Unilateral Opening of Rat Blood-Brain Barrier Assisted by Diagnostic Ultrasound Targeted Microbubbles Destruction

Objective. Blood-brain barrier (BBB) is a key obstacle that prevents the medication from blood to the brain. Microbubble-enhanced cavitation by focused ultrasound can open the BBB and proves to be valuable in the brain drug delivery. The study aimed to explore the feasibility, efficacy, and safety of unilateral opening of BBB using diagnostic ultrasound targeted microbubbles destruction in rats.Methods. A transtemporal bone irradiation of diagnostic ultrasound and intravenous injection of lipid-coated microbubbles were performed at unilateral hemisphere. Pathological changes were monitored. Evans Blue extravasation grades, extraction from brain tissue, and fluorescence optical density were quantified. Lanthanum nitrate was traced by transmission electron microscopy.Results. After diagnostic ultrasound mediated microbubbles destruction, Evans Blue extravasation and fluorescence integrated optical density were significantly higher in the irradiated hemisphere than the contralateral side (allp<0.01).

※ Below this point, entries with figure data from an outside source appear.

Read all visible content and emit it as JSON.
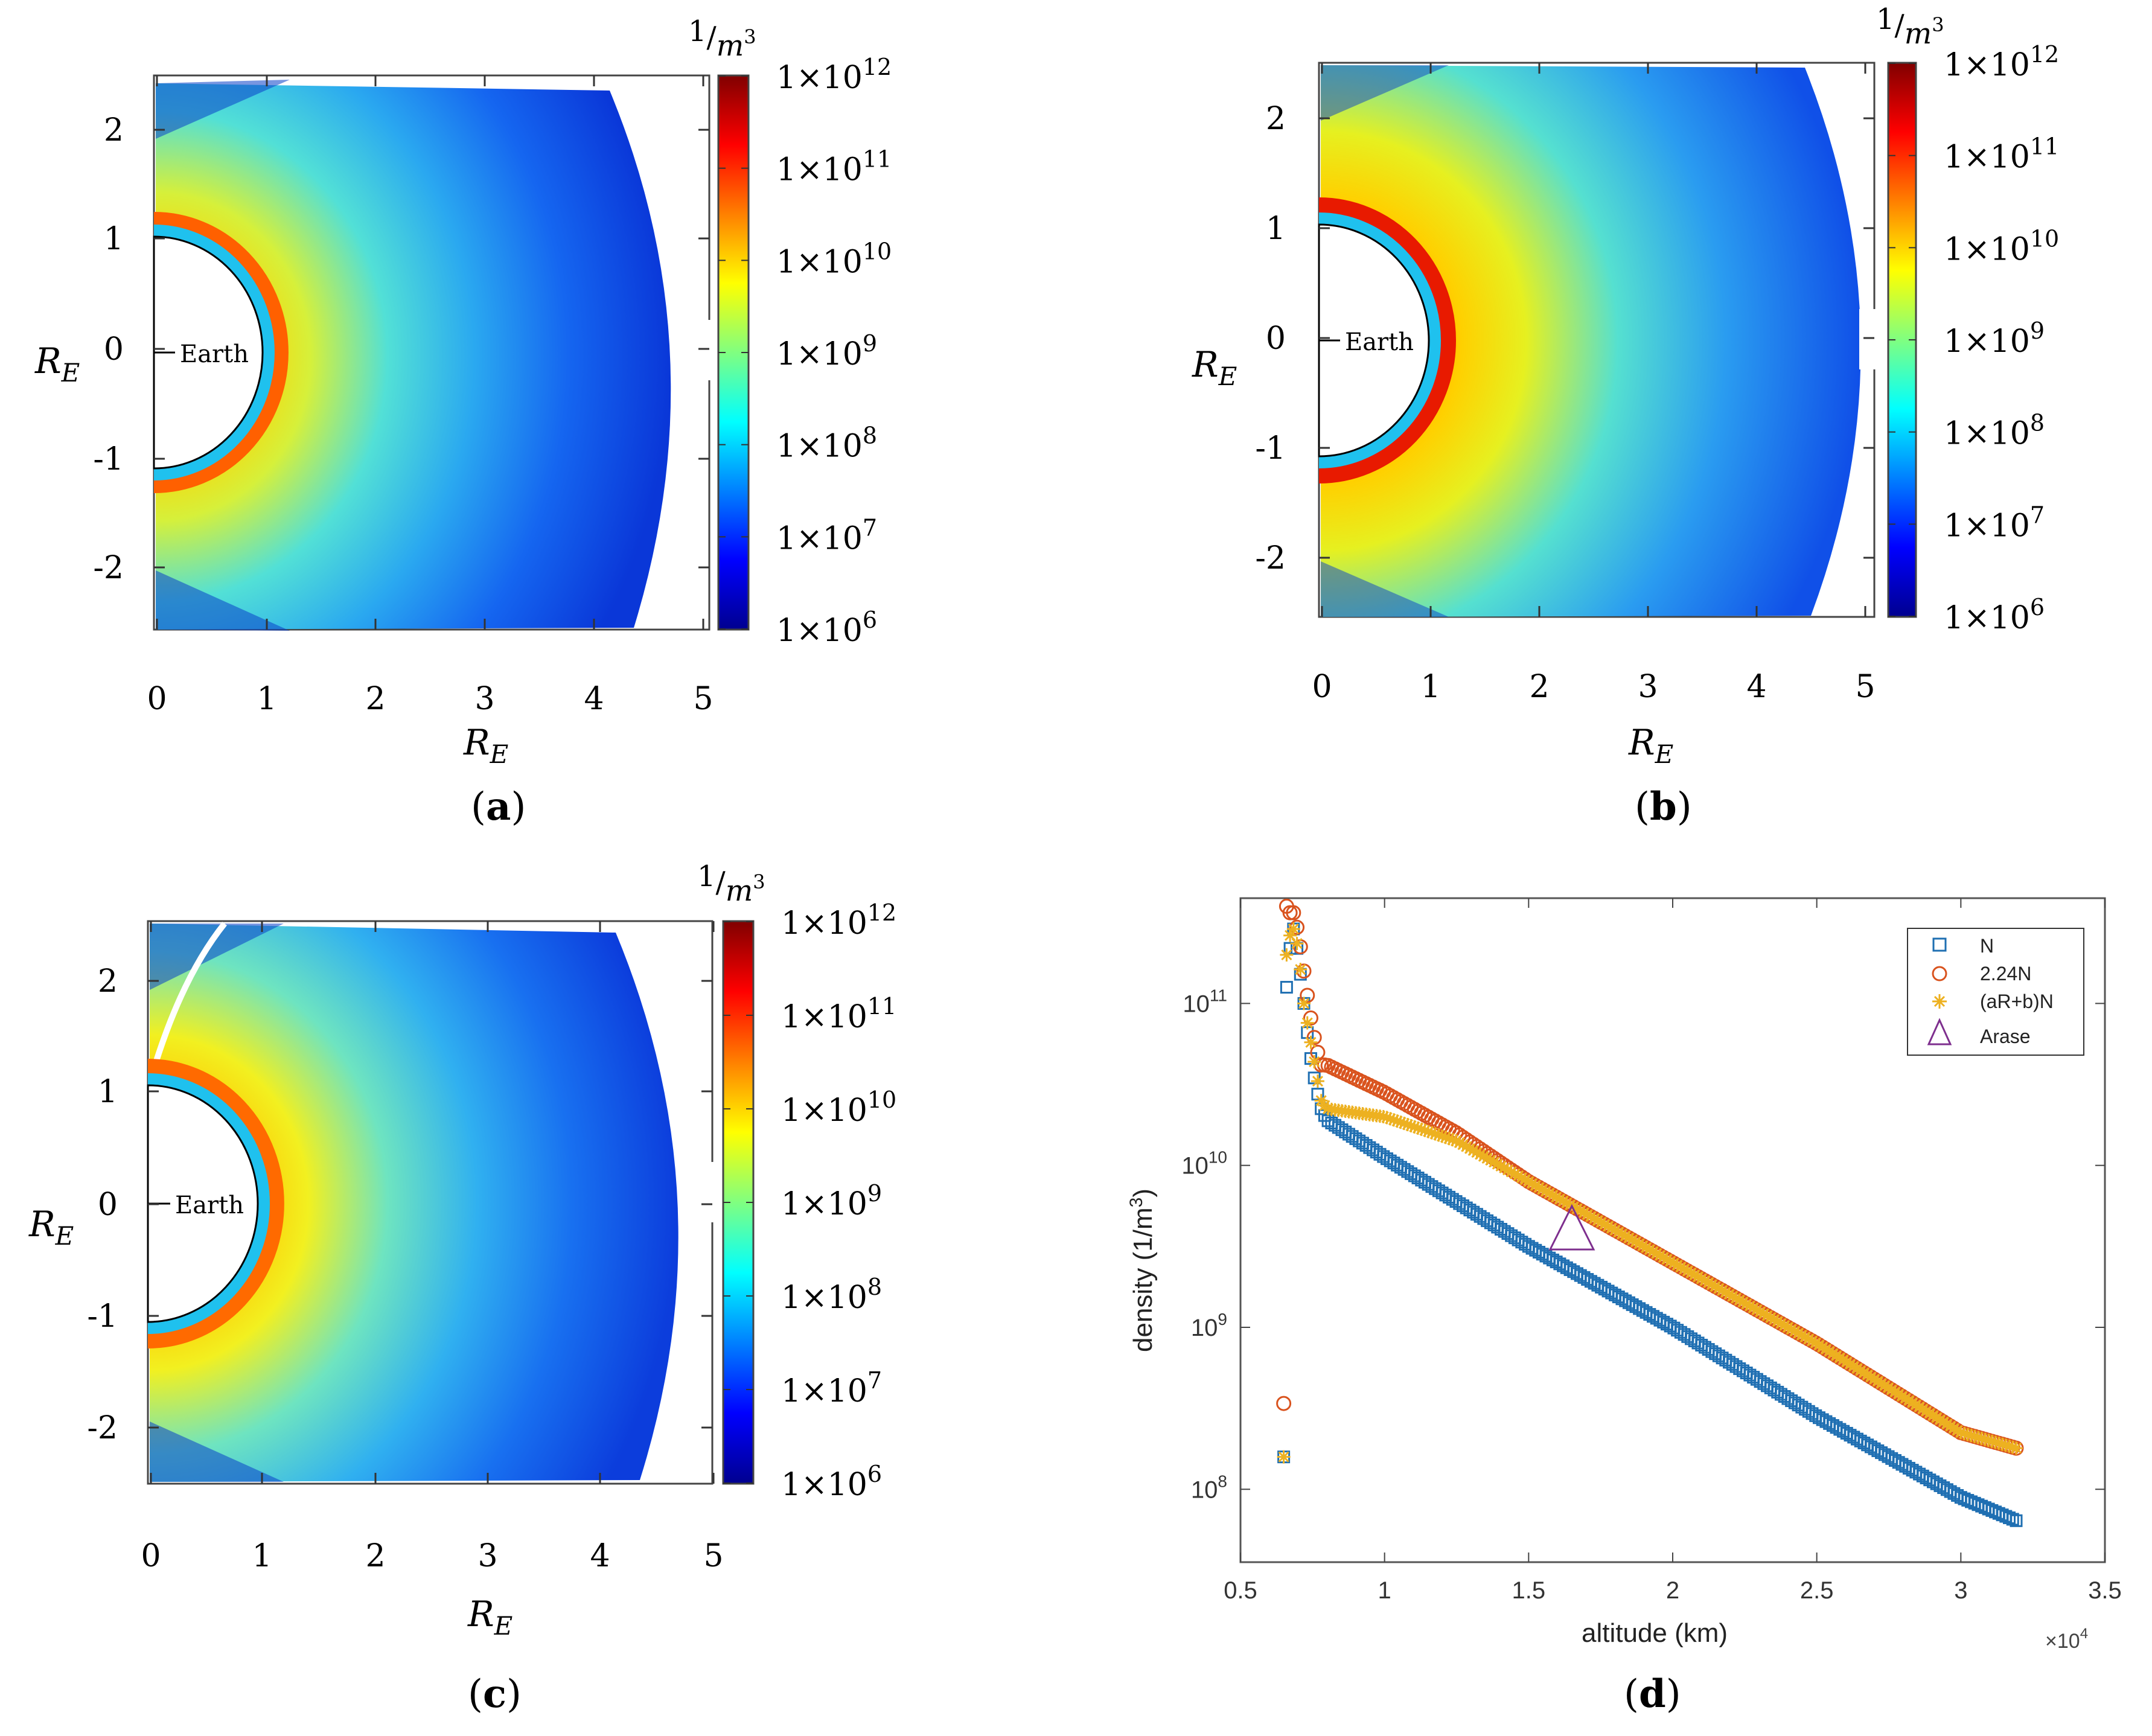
{
  "figure": {
    "panels": [
      {
        "id": "a",
        "label": "(a)",
        "label_letter": "a",
        "xlabel": "R",
        "xlabel_sub": "E",
        "ylabel": "R",
        "ylabel_sub": "E",
        "x_ticks": [
          "0",
          "1",
          "2",
          "3",
          "4",
          "5"
        ],
        "y_ticks": [
          "2",
          "1",
          "0",
          "-1",
          "-2"
        ],
        "planet_label": "Earth",
        "colorbar_unit_num": "1",
        "colorbar_unit_den": "m",
        "colorbar_unit_exp": "3",
        "colorbar_ticks": [
          {
            "base": "1×10",
            "exp": "12"
          },
          {
            "base": "1×10",
            "exp": "11"
          },
          {
            "base": "1×10",
            "exp": "10"
          },
          {
            "base": "1×10",
            "exp": "9"
          },
          {
            "base": "1×10",
            "exp": "8"
          },
          {
            "base": "1×10",
            "exp": "7"
          },
          {
            "base": "1×10",
            "exp": "6"
          }
        ]
      },
      {
        "id": "b",
        "label": "(b)",
        "label_letter": "b",
        "xlabel": "R",
        "xlabel_sub": "E",
        "ylabel": "R",
        "ylabel_sub": "E",
        "x_ticks": [
          "0",
          "1",
          "2",
          "3",
          "4",
          "5"
        ],
        "y_ticks": [
          "2",
          "1",
          "0",
          "-1",
          "-2"
        ],
        "planet_label": "Earth",
        "colorbar_unit_num": "1",
        "colorbar_unit_den": "m",
        "colorbar_unit_exp": "3",
        "colorbar_ticks": [
          {
            "base": "1×10",
            "exp": "12"
          },
          {
            "base": "1×10",
            "exp": "11"
          },
          {
            "base": "1×10",
            "exp": "10"
          },
          {
            "base": "1×10",
            "exp": "9"
          },
          {
            "base": "1×10",
            "exp": "8"
          },
          {
            "base": "1×10",
            "exp": "7"
          },
          {
            "base": "1×10",
            "exp": "6"
          }
        ]
      },
      {
        "id": "c",
        "label": "(c)",
        "label_letter": "c",
        "xlabel": "R",
        "xlabel_sub": "E",
        "ylabel": "R",
        "ylabel_sub": "E",
        "x_ticks": [
          "0",
          "1",
          "2",
          "3",
          "4",
          "5"
        ],
        "y_ticks": [
          "2",
          "1",
          "0",
          "-1",
          "-2"
        ],
        "planet_label": "Earth",
        "colorbar_unit_num": "1",
        "colorbar_unit_den": "m",
        "colorbar_unit_exp": "3",
        "colorbar_ticks": [
          {
            "base": "1×10",
            "exp": "12"
          },
          {
            "base": "1×10",
            "exp": "11"
          },
          {
            "base": "1×10",
            "exp": "10"
          },
          {
            "base": "1×10",
            "exp": "9"
          },
          {
            "base": "1×10",
            "exp": "8"
          },
          {
            "base": "1×10",
            "exp": "7"
          },
          {
            "base": "1×10",
            "exp": "6"
          }
        ]
      }
    ],
    "panel_d_label": "(d)",
    "panel_d_letter": "d"
  },
  "chart_data": [
    {
      "type": "heatmap",
      "panel": "a",
      "title": "",
      "xlabel": "R_E",
      "ylabel": "R_E",
      "xlim": [
        0,
        5
      ],
      "ylim": [
        -2.5,
        2.5
      ],
      "colorbar": {
        "unit": "1/m^3",
        "scale": "log",
        "range": [
          1000000.0,
          1000000000000.0
        ]
      },
      "description_values": {
        "peak_density_near_surface": 100000000000.0,
        "outer_edge_density": 10000000.0
      }
    },
    {
      "type": "heatmap",
      "panel": "b",
      "title": "",
      "xlabel": "R_E",
      "ylabel": "R_E",
      "xlim": [
        0,
        5
      ],
      "ylim": [
        -2.5,
        2.5
      ],
      "colorbar": {
        "unit": "1/m^3",
        "scale": "log",
        "range": [
          1000000.0,
          1000000000000.0
        ]
      },
      "description_values": {
        "peak_density_near_surface": 300000000000.0,
        "outer_edge_density": 20000000.0
      }
    },
    {
      "type": "heatmap",
      "panel": "c",
      "title": "",
      "xlabel": "R_E",
      "ylabel": "R_E",
      "xlim": [
        0,
        5
      ],
      "ylim": [
        -2.5,
        2.5
      ],
      "colorbar": {
        "unit": "1/m^3",
        "scale": "log",
        "range": [
          1000000.0,
          1000000000000.0
        ]
      },
      "description_values": {
        "peak_density_near_surface": 200000000000.0,
        "outer_edge_density": 20000000.0
      }
    },
    {
      "type": "scatter",
      "panel": "d",
      "title": "",
      "xlabel": "altitude (km)",
      "ylabel": "density (1/m",
      "ylabel_exp": "3",
      "ylabel_close": ")",
      "x_multiplier": "×10",
      "x_multiplier_exp": "4",
      "xlim": [
        0.5,
        3.5
      ],
      "ylim_log10": [
        7.55,
        11.65
      ],
      "yscale": "log",
      "x_ticks": [
        "0.5",
        "1",
        "1.5",
        "2",
        "2.5",
        "3",
        "3.5"
      ],
      "y_ticks": [
        {
          "base": "10",
          "exp": "11",
          "log": 11
        },
        {
          "base": "10",
          "exp": "10",
          "log": 10
        },
        {
          "base": "10",
          "exp": "9",
          "log": 9
        },
        {
          "base": "10",
          "exp": "8",
          "log": 8
        }
      ],
      "colors": {
        "N": "#1f6fb2",
        "2.24N": "#d9531e",
        "(aR+b)N": "#edb120",
        "Arase": "#7e2f8e"
      },
      "legend": [
        "N",
        "2.24N",
        "(aR+b)N",
        "Arase"
      ],
      "legend_position": "top-right",
      "series": [
        {
          "name": "N",
          "marker": "square",
          "x": [
            0.65,
            0.66,
            0.67,
            0.68,
            0.69,
            0.7,
            0.72,
            0.74,
            0.76,
            0.78,
            0.8,
            1.0,
            1.5,
            2.0,
            2.5,
            3.0,
            3.2
          ],
          "log10_values": [
            8.2,
            11.1,
            11.3,
            11.5,
            11.4,
            11.3,
            11.0,
            10.7,
            10.5,
            10.35,
            10.28,
            10.05,
            9.5,
            9.0,
            8.45,
            7.95,
            7.8
          ]
        },
        {
          "name": "2.24N",
          "marker": "circle",
          "x": [
            0.65,
            0.66,
            0.67,
            0.68,
            0.69,
            0.7,
            0.72,
            0.74,
            0.76,
            0.78,
            0.8,
            1.0,
            1.25,
            1.5,
            2.0,
            2.5,
            3.0,
            3.2
          ],
          "log10_values": [
            8.53,
            11.6,
            11.55,
            11.6,
            11.5,
            11.45,
            11.2,
            10.95,
            10.75,
            10.62,
            10.62,
            10.45,
            10.2,
            9.9,
            9.4,
            8.9,
            8.35,
            8.25
          ]
        },
        {
          "name": "(aR+b)N",
          "marker": "star",
          "x": [
            0.65,
            0.66,
            0.67,
            0.68,
            0.69,
            0.7,
            0.72,
            0.74,
            0.76,
            0.78,
            0.8,
            1.0,
            1.25,
            1.5,
            2.0,
            2.5,
            3.0,
            3.2
          ],
          "log10_values": [
            8.2,
            11.3,
            11.4,
            11.5,
            11.4,
            11.35,
            11.0,
            10.8,
            10.6,
            10.4,
            10.35,
            10.3,
            10.15,
            9.9,
            9.4,
            8.9,
            8.35,
            8.25
          ]
        },
        {
          "name": "Arase",
          "marker": "triangle",
          "x": [
            1.65
          ],
          "log10_values": [
            9.6
          ]
        }
      ]
    }
  ]
}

Erythrocytes extravasations were demonstrated in the ultrasound-exposed hemisphere (4±1, grade 2) while being invisible in the control side. Lanthanum nitrate tracers leaked through interendothelial cleft and spread to the nerve fiber existed in the irradiation side.Conclusions. Transtemporal bone irradiation under DUS mediated microbubble destruction provides us with a more accessible, safer, and higher selective BBB opening approach in rats, which is advantageous in brain targeted drugs delivery.